Monday, November 18, 2013

Assignment #9: Summary and Response "A Field Guide to Getting Lost" by Rebecca Solnit (First Half)

Sarah Zuckerman

October 12, 2013

Research Methodologies AVT 600

Assignment #9

Summary and Response: "A Field Guide to Getting Lost" by Rebecca Solnit


In the novel, A Field Guide to Getting Lost by Rebecca Solnit, the reader encounters an array of histories, natural history, lore, and art criticism all mixed through a string of personal narratives. The imagery described in hyper detail, and the use of repetition brings home the ideas at hand. Descriptions of blue skies, horizon lines and their relation to memory, the intangible, and longing bring to light emotions that are associated with the blue of distance. Her poetic prose engages the reader and provokes thought about getting lost. She nearly implores with the reader about that necessity, the absolute need to lose what you are, what you know, where you are, in order to gain a better understanding of ones self. 
Her personal narratives describe her history, something that seems ever changing based on her memory, and the stories and memories of others in her family. She concentrates most upon her grandmother whom had a changing history in her mind, based on where she was in her life and the stories being told to her. She writes about the idea of captivity in the 1800's, about invaders of North America, and the seemingly unlikely families formed through conditions of being lost.
This novel has really been something I have found myself able to relate to; the shifting of memory, the ideas of loss and longing, displacement, and family. I really find myself drawn to the statement: "... the process of transformation consists almost entirely of decay.' But the butterfly is so fit an emblem of the human soul that its name in Greek is psyche, the word for soul" (81 Solnit). To think that a process of becoming, transforming, changing relates to the decay of something that once was is an important aspect in what I am currently doing now. Exploring memories in search of what was to help find out, possibly, what is, possibly, in terms of soul.

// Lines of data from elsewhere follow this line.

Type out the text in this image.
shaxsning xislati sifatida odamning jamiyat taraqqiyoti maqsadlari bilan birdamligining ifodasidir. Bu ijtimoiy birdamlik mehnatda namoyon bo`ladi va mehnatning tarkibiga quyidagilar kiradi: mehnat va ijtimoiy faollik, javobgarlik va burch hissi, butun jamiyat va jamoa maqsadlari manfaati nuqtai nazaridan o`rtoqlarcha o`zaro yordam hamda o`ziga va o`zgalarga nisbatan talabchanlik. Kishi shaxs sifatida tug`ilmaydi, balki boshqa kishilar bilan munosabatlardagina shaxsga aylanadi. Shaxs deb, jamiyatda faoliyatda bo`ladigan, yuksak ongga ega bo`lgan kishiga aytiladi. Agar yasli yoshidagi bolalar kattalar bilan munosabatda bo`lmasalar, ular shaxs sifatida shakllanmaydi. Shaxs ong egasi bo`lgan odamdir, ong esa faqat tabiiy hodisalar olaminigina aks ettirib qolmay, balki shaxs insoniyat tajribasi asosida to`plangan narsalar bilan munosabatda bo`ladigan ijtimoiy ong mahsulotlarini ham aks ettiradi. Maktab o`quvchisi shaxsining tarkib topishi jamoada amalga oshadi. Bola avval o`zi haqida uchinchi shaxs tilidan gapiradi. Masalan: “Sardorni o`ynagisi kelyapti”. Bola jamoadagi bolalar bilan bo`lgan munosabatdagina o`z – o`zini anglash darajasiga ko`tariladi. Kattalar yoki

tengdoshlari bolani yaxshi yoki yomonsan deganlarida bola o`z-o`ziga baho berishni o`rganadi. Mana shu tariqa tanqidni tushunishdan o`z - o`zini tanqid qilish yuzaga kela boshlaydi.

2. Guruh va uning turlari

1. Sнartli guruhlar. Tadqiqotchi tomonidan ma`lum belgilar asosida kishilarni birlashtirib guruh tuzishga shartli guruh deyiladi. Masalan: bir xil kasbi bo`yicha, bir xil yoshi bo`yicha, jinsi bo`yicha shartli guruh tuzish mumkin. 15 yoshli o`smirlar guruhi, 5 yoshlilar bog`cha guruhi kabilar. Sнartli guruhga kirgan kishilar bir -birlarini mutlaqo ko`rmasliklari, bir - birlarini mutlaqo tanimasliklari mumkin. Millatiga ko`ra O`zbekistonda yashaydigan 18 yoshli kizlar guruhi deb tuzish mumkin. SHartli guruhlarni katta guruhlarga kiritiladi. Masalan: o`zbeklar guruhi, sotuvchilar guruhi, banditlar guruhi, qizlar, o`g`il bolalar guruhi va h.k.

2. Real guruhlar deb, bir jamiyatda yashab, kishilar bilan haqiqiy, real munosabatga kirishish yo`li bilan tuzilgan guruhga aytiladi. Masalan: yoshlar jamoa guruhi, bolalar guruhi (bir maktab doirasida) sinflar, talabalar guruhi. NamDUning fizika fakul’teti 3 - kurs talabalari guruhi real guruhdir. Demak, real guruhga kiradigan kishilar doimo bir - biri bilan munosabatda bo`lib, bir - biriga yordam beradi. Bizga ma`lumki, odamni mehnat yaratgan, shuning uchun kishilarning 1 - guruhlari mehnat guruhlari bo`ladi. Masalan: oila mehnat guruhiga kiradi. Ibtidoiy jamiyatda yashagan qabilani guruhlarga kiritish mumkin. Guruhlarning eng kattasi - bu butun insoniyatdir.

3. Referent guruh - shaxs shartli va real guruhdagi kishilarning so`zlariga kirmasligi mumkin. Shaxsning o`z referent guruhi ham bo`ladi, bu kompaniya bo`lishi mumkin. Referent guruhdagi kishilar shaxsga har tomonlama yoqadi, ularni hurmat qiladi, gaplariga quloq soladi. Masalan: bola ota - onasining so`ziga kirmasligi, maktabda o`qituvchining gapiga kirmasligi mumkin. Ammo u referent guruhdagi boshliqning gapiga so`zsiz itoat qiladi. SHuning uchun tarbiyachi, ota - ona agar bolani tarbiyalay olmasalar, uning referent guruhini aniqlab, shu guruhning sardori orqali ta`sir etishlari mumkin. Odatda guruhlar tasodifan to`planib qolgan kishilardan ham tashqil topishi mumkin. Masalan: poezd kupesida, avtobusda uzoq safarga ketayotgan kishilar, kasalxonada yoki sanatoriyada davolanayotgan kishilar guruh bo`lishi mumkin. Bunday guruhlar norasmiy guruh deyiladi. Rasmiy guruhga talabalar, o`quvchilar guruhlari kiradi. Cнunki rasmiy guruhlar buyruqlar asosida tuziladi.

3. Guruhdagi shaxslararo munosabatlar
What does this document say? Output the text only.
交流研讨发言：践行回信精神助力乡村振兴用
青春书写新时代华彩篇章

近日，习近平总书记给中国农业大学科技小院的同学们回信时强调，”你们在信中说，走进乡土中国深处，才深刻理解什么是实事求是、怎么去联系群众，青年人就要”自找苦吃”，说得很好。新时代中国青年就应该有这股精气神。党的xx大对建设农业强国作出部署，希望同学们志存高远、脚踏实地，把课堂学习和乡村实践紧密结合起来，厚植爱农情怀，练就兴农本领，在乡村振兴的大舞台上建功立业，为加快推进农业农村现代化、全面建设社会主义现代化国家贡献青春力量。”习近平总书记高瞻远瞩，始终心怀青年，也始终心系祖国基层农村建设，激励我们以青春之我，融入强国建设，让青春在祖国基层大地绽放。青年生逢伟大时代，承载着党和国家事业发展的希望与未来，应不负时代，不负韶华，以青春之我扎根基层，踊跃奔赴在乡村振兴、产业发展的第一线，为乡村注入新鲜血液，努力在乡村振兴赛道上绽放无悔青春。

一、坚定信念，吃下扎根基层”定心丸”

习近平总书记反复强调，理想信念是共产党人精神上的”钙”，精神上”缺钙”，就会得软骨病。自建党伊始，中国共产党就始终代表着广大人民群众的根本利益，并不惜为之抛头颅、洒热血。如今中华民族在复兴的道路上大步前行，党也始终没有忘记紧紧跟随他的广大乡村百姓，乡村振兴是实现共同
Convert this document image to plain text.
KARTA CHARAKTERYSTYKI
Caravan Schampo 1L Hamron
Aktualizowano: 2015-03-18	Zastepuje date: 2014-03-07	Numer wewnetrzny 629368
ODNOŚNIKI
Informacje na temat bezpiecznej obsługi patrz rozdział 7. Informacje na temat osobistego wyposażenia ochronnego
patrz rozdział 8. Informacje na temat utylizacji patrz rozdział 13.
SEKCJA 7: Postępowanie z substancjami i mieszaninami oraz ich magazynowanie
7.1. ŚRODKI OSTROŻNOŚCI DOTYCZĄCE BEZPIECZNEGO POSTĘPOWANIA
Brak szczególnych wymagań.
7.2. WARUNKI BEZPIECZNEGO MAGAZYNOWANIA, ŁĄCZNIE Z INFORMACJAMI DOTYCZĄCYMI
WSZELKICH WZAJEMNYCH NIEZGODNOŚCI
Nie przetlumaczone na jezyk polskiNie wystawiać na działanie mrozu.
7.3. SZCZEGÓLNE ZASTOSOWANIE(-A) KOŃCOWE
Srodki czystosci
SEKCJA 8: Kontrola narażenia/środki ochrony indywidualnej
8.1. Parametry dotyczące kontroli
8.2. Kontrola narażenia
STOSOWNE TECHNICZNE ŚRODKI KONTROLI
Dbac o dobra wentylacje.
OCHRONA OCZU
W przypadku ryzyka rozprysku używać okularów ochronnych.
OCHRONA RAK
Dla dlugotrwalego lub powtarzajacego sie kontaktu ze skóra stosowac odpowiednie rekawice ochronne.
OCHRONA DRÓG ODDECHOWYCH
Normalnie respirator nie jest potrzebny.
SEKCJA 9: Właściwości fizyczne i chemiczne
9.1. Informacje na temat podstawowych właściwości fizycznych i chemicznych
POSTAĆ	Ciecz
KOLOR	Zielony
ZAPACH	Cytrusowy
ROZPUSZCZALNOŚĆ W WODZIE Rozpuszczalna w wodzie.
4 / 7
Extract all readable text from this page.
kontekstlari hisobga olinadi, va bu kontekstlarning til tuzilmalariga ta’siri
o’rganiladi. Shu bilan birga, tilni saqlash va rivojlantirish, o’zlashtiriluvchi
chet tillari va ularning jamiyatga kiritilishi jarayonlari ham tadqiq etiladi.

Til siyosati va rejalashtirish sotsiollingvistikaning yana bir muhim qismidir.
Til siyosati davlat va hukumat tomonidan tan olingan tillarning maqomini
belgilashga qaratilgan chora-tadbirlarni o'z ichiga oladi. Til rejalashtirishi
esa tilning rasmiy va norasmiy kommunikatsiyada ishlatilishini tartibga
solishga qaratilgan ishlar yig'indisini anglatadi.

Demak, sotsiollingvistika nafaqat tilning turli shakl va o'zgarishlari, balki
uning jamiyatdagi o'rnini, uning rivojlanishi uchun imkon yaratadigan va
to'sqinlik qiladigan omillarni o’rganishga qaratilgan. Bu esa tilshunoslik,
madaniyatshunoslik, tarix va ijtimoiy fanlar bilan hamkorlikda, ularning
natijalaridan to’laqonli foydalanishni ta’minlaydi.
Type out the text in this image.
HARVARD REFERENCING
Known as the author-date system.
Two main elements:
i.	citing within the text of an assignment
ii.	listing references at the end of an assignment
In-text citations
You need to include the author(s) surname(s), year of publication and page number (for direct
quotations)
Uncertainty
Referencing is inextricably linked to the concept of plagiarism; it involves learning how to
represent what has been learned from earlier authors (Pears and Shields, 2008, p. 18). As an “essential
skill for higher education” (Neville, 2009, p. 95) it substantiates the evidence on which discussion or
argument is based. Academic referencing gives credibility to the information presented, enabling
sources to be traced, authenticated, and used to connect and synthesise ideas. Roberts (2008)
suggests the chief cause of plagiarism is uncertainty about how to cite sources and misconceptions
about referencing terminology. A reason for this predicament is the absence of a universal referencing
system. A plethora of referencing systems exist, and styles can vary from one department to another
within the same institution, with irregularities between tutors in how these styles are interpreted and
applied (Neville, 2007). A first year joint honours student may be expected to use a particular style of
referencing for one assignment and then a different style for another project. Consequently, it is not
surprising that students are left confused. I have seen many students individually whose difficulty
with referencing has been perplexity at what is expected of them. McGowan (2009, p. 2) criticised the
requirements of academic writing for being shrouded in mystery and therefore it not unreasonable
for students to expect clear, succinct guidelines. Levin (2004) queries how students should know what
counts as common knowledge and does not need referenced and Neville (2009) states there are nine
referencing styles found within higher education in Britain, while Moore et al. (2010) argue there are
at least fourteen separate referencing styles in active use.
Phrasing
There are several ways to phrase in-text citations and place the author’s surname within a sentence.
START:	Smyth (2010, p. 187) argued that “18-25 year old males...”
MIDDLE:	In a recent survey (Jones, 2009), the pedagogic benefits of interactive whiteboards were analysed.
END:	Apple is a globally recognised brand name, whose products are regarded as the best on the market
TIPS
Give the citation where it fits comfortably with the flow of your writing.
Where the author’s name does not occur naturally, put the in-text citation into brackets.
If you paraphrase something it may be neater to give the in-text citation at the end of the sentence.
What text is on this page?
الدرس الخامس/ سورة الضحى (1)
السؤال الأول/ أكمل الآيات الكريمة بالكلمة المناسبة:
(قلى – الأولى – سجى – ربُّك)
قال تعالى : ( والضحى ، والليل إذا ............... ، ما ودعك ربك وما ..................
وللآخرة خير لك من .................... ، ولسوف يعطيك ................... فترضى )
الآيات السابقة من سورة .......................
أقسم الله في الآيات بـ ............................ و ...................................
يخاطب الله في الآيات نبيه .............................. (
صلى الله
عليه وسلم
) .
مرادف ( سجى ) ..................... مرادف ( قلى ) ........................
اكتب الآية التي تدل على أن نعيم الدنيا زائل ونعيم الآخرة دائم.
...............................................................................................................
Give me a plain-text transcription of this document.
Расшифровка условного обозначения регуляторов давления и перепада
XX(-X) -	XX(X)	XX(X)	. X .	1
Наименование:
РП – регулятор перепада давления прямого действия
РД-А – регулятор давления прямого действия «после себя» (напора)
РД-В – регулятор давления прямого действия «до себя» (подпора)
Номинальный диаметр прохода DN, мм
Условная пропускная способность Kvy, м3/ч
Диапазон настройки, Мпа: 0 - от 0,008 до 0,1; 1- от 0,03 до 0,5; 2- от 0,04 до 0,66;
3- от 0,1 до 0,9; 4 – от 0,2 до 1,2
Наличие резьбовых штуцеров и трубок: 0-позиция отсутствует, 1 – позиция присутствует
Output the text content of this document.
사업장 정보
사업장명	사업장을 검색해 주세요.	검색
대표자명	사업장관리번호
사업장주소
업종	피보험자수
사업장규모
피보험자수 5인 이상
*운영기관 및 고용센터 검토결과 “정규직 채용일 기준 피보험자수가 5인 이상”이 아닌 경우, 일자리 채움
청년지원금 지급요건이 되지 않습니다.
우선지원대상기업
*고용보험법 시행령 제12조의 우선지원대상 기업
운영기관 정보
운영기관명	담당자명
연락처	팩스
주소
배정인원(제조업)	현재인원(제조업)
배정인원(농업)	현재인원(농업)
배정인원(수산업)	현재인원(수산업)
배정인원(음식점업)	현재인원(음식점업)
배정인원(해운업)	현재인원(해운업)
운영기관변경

Saturday, November 9, 2013

Assignment #8: Summary and Response: Ideology and the State by Louis Althusser



Sarah Zuckerman

October 12, 2013

Research Methodologies AVT 600

Assignment #8



In "Ideology and the Ideological State Apparatuses" Louis Althusser notes the way in which  people act is the construct of ideology and the apparatuses used to force this idea on to people without them knowing it. He views this action as a kind of reproduction of production and find the the conditions have to remain the same for the outcome of the the production to be the same. The way that this happens is that there are organizations in play that repress people through physical intimidation like police and prisons but also there are ISAs (Ideological State Apparatuses) which perpetuate the ideas of the ideology and make it so that people think these things of their "own free will". ISAs are things like churches, schools, and families - they teach you to think to act a certain way, or that it is the social norm, and to act outside of that is not what you should do. In this way ideology controls everyone, but they don't know that it does. People don't question what they have been taught and we are all subjects of this ideology, even the writer (who seems to be acutely aware of the matter) as well as the reader (taking in this reading in an educational system, yet another ISA). Also there are people who are considered ideology pushers, like priests and teachers. What I found really interesting was the idea of teachers as these professional ideologists, that they have this ability, each day, to teach children (when a person is most easily influenced is childhood, perhaps) and tells them whats right and whats wrong and then we carry that for our whole lives. We think everything is free will but really its the push of ideology on us, just in a way that we don't know it. It all kind of seems to make sense. But overall I would rather not think that I don't have free will and am just the construct of ideology within my culture, but even by ignoring or trying to work around this, there seems to be no escape from it.